Его разбудили далекие раскаты грома. Сел. Слабые вспышки
непонятного происхождения в пелене перемешанного с сажей дождя. Повыше
натянул полиэтилен и долго лежал прислушиваясь. Если они промокнут,
просушиться будет негде, и их, скорее всего, ждет смерть.
Ночами он просыпался в непроницаемой темноте. В темноте, от
которой болели уши, так напряженно он вслушивался. Довольно часто
приходилось вставать. Никаких звуков, кроме свиста ветра в голых
обугленныx деревьях. Он поднимался и, пошатываясь, стоял в холодном
безумном мраке, расставив для равновесия руки, прислушиваясь к
командам, которые мозг давал телу. Все по заведенному порядку:
держаться прямо, не падать, даже если пошатнешься. Широко шагая
навстречу пустоте, считал в уме шаги, прежде чем повернуть назад.
Глаза закрыты, руки загребают в воздухе. Выпрямился - навстречу чему?
Чему-то беззымянному в ночи, прародительнице всего живого, а может,
самой утробе земли. По сравнению с ней и он, и звезды просто песчинки.

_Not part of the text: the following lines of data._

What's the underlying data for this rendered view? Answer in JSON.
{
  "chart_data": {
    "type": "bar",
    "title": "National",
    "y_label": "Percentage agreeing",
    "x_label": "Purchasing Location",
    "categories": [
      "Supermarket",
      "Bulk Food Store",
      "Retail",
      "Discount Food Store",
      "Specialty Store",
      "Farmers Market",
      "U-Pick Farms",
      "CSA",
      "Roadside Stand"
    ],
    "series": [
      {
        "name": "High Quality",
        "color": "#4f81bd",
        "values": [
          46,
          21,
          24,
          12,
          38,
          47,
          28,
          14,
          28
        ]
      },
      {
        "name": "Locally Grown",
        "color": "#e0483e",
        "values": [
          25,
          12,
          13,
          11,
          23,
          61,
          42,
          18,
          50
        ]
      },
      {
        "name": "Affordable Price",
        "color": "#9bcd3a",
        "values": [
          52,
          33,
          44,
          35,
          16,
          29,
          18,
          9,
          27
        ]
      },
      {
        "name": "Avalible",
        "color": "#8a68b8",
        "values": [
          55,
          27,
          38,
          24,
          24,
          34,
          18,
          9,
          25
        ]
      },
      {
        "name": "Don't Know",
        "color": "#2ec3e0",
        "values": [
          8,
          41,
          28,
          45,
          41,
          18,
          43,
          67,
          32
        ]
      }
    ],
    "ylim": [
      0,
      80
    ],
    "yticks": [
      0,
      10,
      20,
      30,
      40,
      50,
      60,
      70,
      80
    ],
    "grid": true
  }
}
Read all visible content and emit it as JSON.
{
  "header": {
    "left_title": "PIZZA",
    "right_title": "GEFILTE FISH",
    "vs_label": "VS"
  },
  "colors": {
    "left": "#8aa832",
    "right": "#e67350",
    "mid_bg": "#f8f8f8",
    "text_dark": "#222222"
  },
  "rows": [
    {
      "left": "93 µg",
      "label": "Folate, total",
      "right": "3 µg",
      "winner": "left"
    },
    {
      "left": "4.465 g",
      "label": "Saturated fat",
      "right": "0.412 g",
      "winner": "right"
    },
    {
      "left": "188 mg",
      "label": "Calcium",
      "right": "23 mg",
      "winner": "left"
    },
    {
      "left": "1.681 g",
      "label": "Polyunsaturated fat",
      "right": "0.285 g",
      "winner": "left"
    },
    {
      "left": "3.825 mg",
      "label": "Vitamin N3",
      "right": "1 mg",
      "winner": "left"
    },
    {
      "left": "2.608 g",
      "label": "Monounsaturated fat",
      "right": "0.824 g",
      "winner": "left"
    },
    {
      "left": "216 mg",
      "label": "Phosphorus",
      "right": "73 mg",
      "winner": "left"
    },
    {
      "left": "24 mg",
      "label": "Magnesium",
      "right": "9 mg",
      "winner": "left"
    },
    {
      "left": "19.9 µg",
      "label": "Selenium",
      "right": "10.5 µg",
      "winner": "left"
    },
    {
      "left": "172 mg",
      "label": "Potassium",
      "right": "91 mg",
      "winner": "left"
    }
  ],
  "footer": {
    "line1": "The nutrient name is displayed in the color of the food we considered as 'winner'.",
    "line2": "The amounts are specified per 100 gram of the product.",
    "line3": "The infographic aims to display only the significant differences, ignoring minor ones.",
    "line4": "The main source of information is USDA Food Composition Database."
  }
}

Как огромный маятник качается в такт с движением вселенной, о
существовании которой даже и не подозревает. А вселенная тем не менее
существует.
Им понадобилось два дня, чтобы пересечь это мертвое пространство.
(Дальше дорога шла по гребню горного хребта, окруженного со всех
сторюн вымершим лесом. "Снег идет", - сказал ему мальчик. Он посмотрел
на небо. Одна-единственная сероватая снежинка планировала вниз. Поймал
ее и наблюдал, как она тает на ладони. Будто прощался с последним
защитником христианского мира.
Продолжали идти вперед, накрывшись с головой полиэтиленом. Влажные
серые хлопья летели из пустоты и кружились в воздухе. Талый снег на
обочине. Черная жижа, сочащаяся из-под наносов мокрого пепла. Никаких
тебе ритуальных костров на отдаленных вершинах. Скорее всего,
приверженцы жертвоприношений уже поубивали друг друга. Никто не
проходил этой дорогой. Ни разведчики, ни мародеры. Вскоре они
наткнулись на придорожную автомастерскую. Постояли в дверном проеме,
глядя, как со стороны гор несутся потоки дождя со снегом.
В мастерской нашлось несколько старых коробок, из которых они
разожгли на полу костер. Он отыскал кое-какие инструменты, и вывалил
вещи из тележки, и принялся за ремонт колесика. Выкрутил болт и
высверлил дрелью старую втулку, а на ее место вставил кусочек трубы
нужной длины. Вкрутил болт и покатал тележку по полу. Едет неплохо.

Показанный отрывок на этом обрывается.